Pomarańczowe protesty w Baku (aktl.)

Pomarańczowe protesty w Baku (aktl.)

Dodano:   /  Zmieniono: 
Nie ustają demonstracje przeciwko fałszerstwom wyborczym w Azerbejdżanie. Ponad 20 tysięcy osób wyszło na ulice Baku, odpowiadając na wezwania opozycji, domagającej się powtórzenia wyborów parlamentarnych z 6 listopada.
Zgromadzeni na jednym z centralnych placów w stolicy Azerbejdżanu manifestanci machali pomarańczowymi flagami i wzywali do przyniesienia namiotów, odwołując się w ten sposób do podobnych protestów na  Ukrainie w 2004 roku. Porządku pilnowało około 800 policjantów.

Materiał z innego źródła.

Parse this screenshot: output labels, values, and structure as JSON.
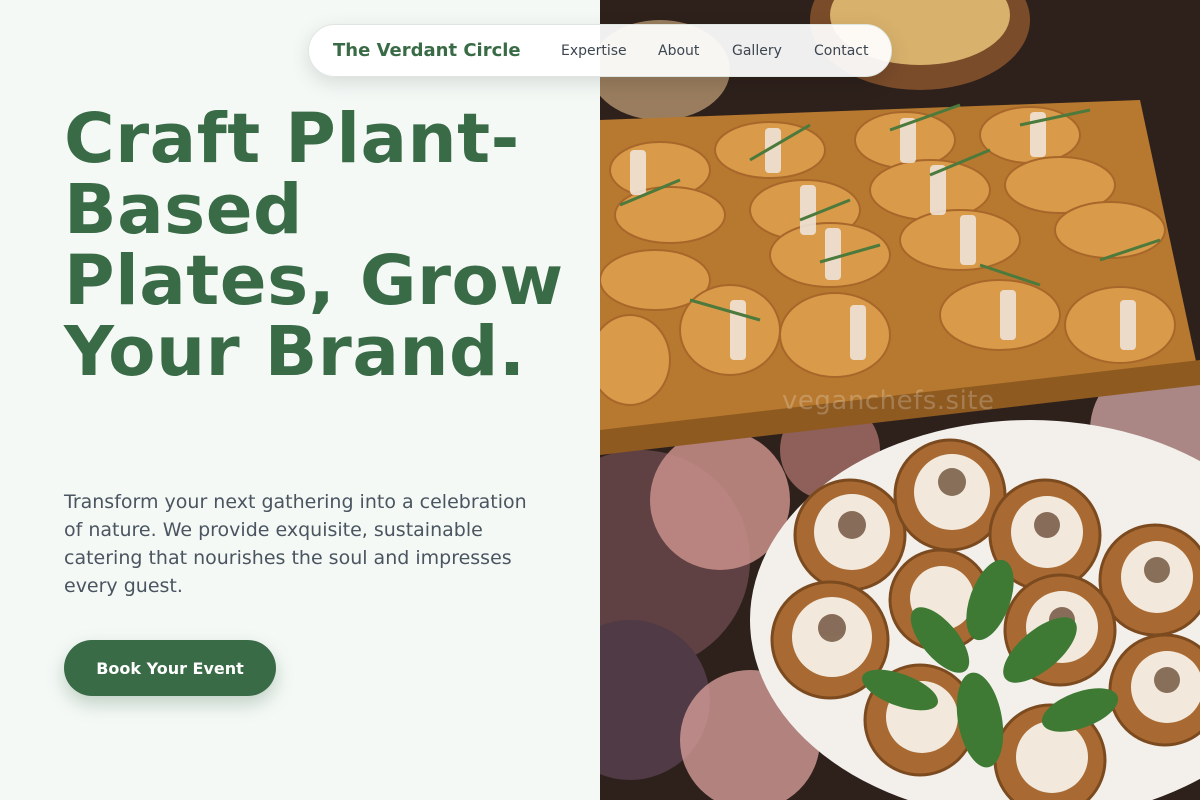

Zdaniem opozycji nieprawidłowości podczas wyborów parlamentarnych 6 listopada były tak liczne, że elekcja powinna być w całości anulowana. Również według zagranicznych obserwatorów z OBWE, wybory nie  spełniały demokratycznych standardów.

Według oficjalnych danych, wybory wygrała partia rządząca Nowy Azerbejdżan, uzyskując absolutną większość w nowym parlamencie, liczącym 125 miejsc. Jednak Centralna Komisja Wyborcza pod presją demonstrantów i światowej opinii publicznej ze względu na nieprawidłowości anulowała wyniki wyborów do parlamentu w w trzech okręgach wyborczych. Przyznała też, że w kilku innych wyniki wyborów budzą wątpliwości. Administracja prezydenta Ihlama Alijewa podała, że w 20 na 125 okręgów wyborczych prowadzone jest dochodzenie.

Niedzielny protest jest już drugą masową demonstracją w stolicy Azerbejdżanu w ciągu tygodnia. Poprzednia odbyła się w środęi zgromadziła 15 tys. osób.

Opozycja w Azerbejdżanie nawołuje do nowych protestów, na wzór tych, które w innych poradzieckich krajach doprowadziły do przejęcia władzy przez opozycję, jak miało to miejsce w Gruzji, na Ukrainie czy w Kirgistanie.